La parità di genere è una priorità nell’agenda della società contemporanea dall’inizio di questo Millennio.
E finalmente cresce l’attenzione al tema della sottorappresentanza femminile nelle imprese anche in Italia dove, malgrado gli impegni assunti in Commissione Europea, la partecipazione femminile e l’ingresso delle donne nelle stanze dei bottoni è ancora limitata.
Negli ultimi anni qualcosa si è mosso, ma la percentuale di donne manager e in politica non è affatto in linea con gli investimenti in istruzione e con l’elevata preparazione professionale femminile.

Nell’intervista a Rai Radio 3 condotta dalla giornalista Ritanna Armeni ho parlato di questo sottoutilizzo della risorsa femminile da parte del mercato del lavoro, delle cause del ritardo rispetto agli obiettivi fissati per il superamento della disparità di genere, delle soluzioni possibili per raggiungere la parità, dei vantaggi economici connessi ad una più ampia presenza di donne in azienda.

Ho anche voluto sottolineare come le barriere all’accesso e alla crescita siano spesso di tipo culturale, legate a modelli di gestione che non
favoriscono la piena condivisione dei compiti di cura della famiglia. A risentirne è la vita privata sia delle donne, nel difficile connubio tra
famiglia e professione, sia degli uomini, a rischio di privazioni affettive. Occorre cambiare le regole per restituire valore e dignità al
lavoro e alla vita privata alla ricerca di nuovi equilibri.
Tante le e-mail e gli sms dal pubblico: alcuni scettici, altri disillusi, chi incuriosito, chi apertamente favorevole. Non solo donne, anche qualche uomo, sorpreso da alcune posizioni ritenute distanti anni luce dai paradigmi organizzativi ancora dominanti. L’ultimo messaggio è stato comunque di augurio: “belle idee, difficilmente realizzabili, ma comunque speriamo che possano trovare prima o poi spazio negli ambienti di lavoro”.

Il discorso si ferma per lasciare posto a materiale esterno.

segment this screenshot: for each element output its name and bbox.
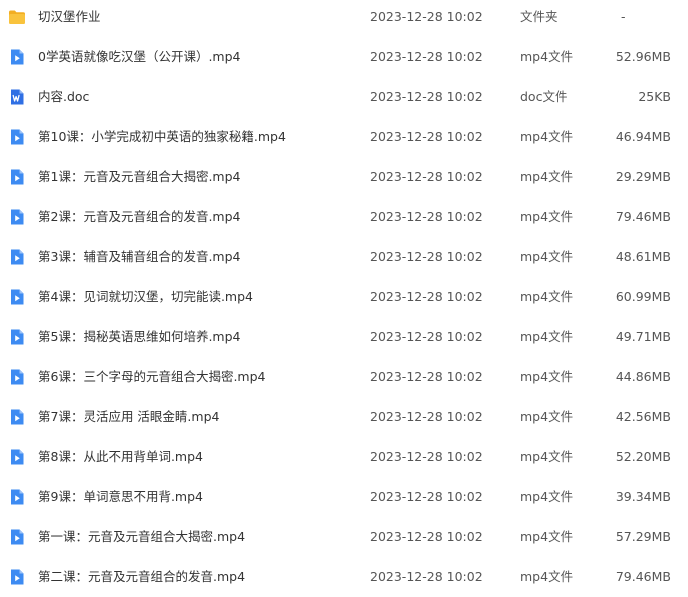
file-name: 第7课：灵活应用 活眼金睛.mp4 [38,409,220,424]
file-date: 2023-12-28 10:02 [370,329,483,344]
file-date: 2023-12-28 10:02 [370,289,483,304]
video-file-icon [8,488,26,506]
file-row[interactable]: 第二课：元音及元音组合的发音.mp4 2023-12-28 10:02 mp4文… [0,557,688,597]
file-date: 2023-12-28 10:02 [370,169,483,184]
file-type: mp4文件 [520,289,574,304]
file-name: 第3课：辅音及辅音组合的发音.mp4 [38,249,241,264]
file-row[interactable]: 第3课：辅音及辅音组合的发音.mp4 2023-12-28 10:02 mp4文… [0,237,688,277]
file-type: mp4文件 [520,369,574,384]
file-type: mp4文件 [520,409,574,424]
file-type: mp4文件 [520,169,574,184]
file-type: mp4文件 [520,569,574,584]
file-type: mp4文件 [520,449,574,464]
file-name: 第2课：元音及元音组合的发音.mp4 [38,209,241,224]
file-type: doc文件 [520,89,568,104]
file-name: 第6课：三个字母的元音组合大揭密.mp4 [38,369,266,384]
file-date: 2023-12-28 10:02 [370,529,483,544]
file-row[interactable]: 第4课：见词就切汉堡，切完能读.mp4 2023-12-28 10:02 mp4… [0,277,688,317]
file-date: 2023-12-28 10:02 [370,369,483,384]
video-file-icon [8,168,26,186]
file-name: 0学英语就像吃汉堡（公开课）.mp4 [38,49,241,64]
file-row[interactable]: 第7课：灵活应用 活眼金睛.mp4 2023-12-28 10:02 mp4文件… [0,397,688,437]
file-name: 切汉堡作业 [38,9,101,24]
file-size: 60.99MB [615,289,671,304]
video-file-icon [8,448,26,466]
file-list: 切汉堡作业 2023-12-28 10:02 文件夹 - 0学英语就像吃汉堡（公… [0,0,688,593]
file-size: 79.46MB [615,569,671,584]
video-file-icon [8,528,26,546]
word-doc-icon [8,88,26,106]
file-type: mp4文件 [520,529,574,544]
file-size: 79.46MB [615,209,671,224]
file-date: 2023-12-28 10:02 [370,129,483,144]
file-row[interactable]: 第一课：元音及元音组合大揭密.mp4 2023-12-28 10:02 mp4文… [0,517,688,557]
file-name: 第9课：单词意思不用背.mp4 [38,489,203,504]
video-file-icon [8,368,26,386]
file-row[interactable]: 第5课：揭秘英语思维如何培养.mp4 2023-12-28 10:02 mp4文… [0,317,688,357]
file-size: 46.94MB [615,129,671,144]
video-file-icon [8,128,26,146]
file-type: mp4文件 [520,489,574,504]
file-name: 内容.doc [38,89,90,104]
file-name: 第一课：元音及元音组合大揭密.mp4 [38,529,246,544]
file-type: mp4文件 [520,49,574,64]
file-row[interactable]: 第6课：三个字母的元音组合大揭密.mp4 2023-12-28 10:02 mp… [0,357,688,397]
file-name: 第二课：元音及元音组合的发音.mp4 [38,569,246,584]
file-type: 文件夹 [520,9,558,24]
file-size: 52.96MB [615,49,671,64]
file-date: 2023-12-28 10:02 [370,449,483,464]
file-size: 57.29MB [615,529,671,544]
file-row[interactable]: 第8课：从此不用背单词.mp4 2023-12-28 10:02 mp4文件 5… [0,437,688,477]
file-name: 第10课：小学完成初中英语的独家秘籍.mp4 [38,129,286,144]
file-row[interactable]: 切汉堡作业 2023-12-28 10:02 文件夹 - [0,0,688,37]
file-size: 52.20MB [615,449,671,464]
file-type: mp4文件 [520,209,574,224]
file-row[interactable]: 0学英语就像吃汉堡（公开课）.mp4 2023-12-28 10:02 mp4文… [0,37,688,77]
video-file-icon [8,328,26,346]
file-name: 第1课：元音及元音组合大揭密.mp4 [38,169,241,184]
file-size: 42.56MB [615,409,671,424]
file-date: 2023-12-28 10:02 [370,209,483,224]
folder-icon [8,8,26,26]
file-date: 2023-12-28 10:02 [370,569,483,584]
file-date: 2023-12-28 10:02 [370,49,483,64]
file-type: mp4文件 [520,329,574,344]
file-name: 第8课：从此不用背单词.mp4 [38,449,203,464]
file-row[interactable]: 第9课：单词意思不用背.mp4 2023-12-28 10:02 mp4文件 3… [0,477,688,517]
file-size: 48.61MB [615,249,671,264]
file-date: 2023-12-28 10:02 [370,249,483,264]
video-file-icon [8,248,26,266]
video-file-icon [8,568,26,586]
file-date: 2023-12-28 10:02 [370,9,483,24]
video-file-icon [8,288,26,306]
file-size: 44.86MB [615,369,671,384]
file-type: mp4文件 [520,249,574,264]
file-row[interactable]: 第10课：小学完成初中英语的独家秘籍.mp4 2023-12-28 10:02 … [0,117,688,157]
file-row[interactable]: 内容.doc 2023-12-28 10:02 doc文件 25KB [0,77,688,117]
file-size: 49.71MB [615,329,671,344]
file-date: 2023-12-28 10:02 [370,489,483,504]
file-date: 2023-12-28 10:02 [370,89,483,104]
file-name: 第5课：揭秘英语思维如何培养.mp4 [38,329,241,344]
file-size: 29.29MB [615,169,671,184]
file-size: - [621,9,626,24]
file-name: 第4课：见词就切汉堡，切完能读.mp4 [38,289,253,304]
file-size: 39.34MB [615,489,671,504]
video-file-icon [8,408,26,426]
file-date: 2023-12-28 10:02 [370,409,483,424]
file-type: mp4文件 [520,129,574,144]
file-row[interactable]: 第1课：元音及元音组合大揭密.mp4 2023-12-28 10:02 mp4文… [0,157,688,197]
video-file-icon [8,208,26,226]
file-row[interactable]: 第2课：元音及元音组合的发音.mp4 2023-12-28 10:02 mp4文… [0,197,688,237]
file-size: 25KB [638,89,671,104]
video-file-icon [8,48,26,66]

Resto ottimista: credo stia maturando una sensibilità nuova insieme alla consapevolezza dell’importanza, per le organizzazioni e la società, del pensiero femminile costruttivo, propositivo e vasto. Da parte nostra abbiamo compreso che le “quote di genere” non sono umilianti ma possono anzi essere utili, quando veniamo scelte per merito.
Quindi è il momento di farci largo e di puntare con coraggio alla nostra affermazione.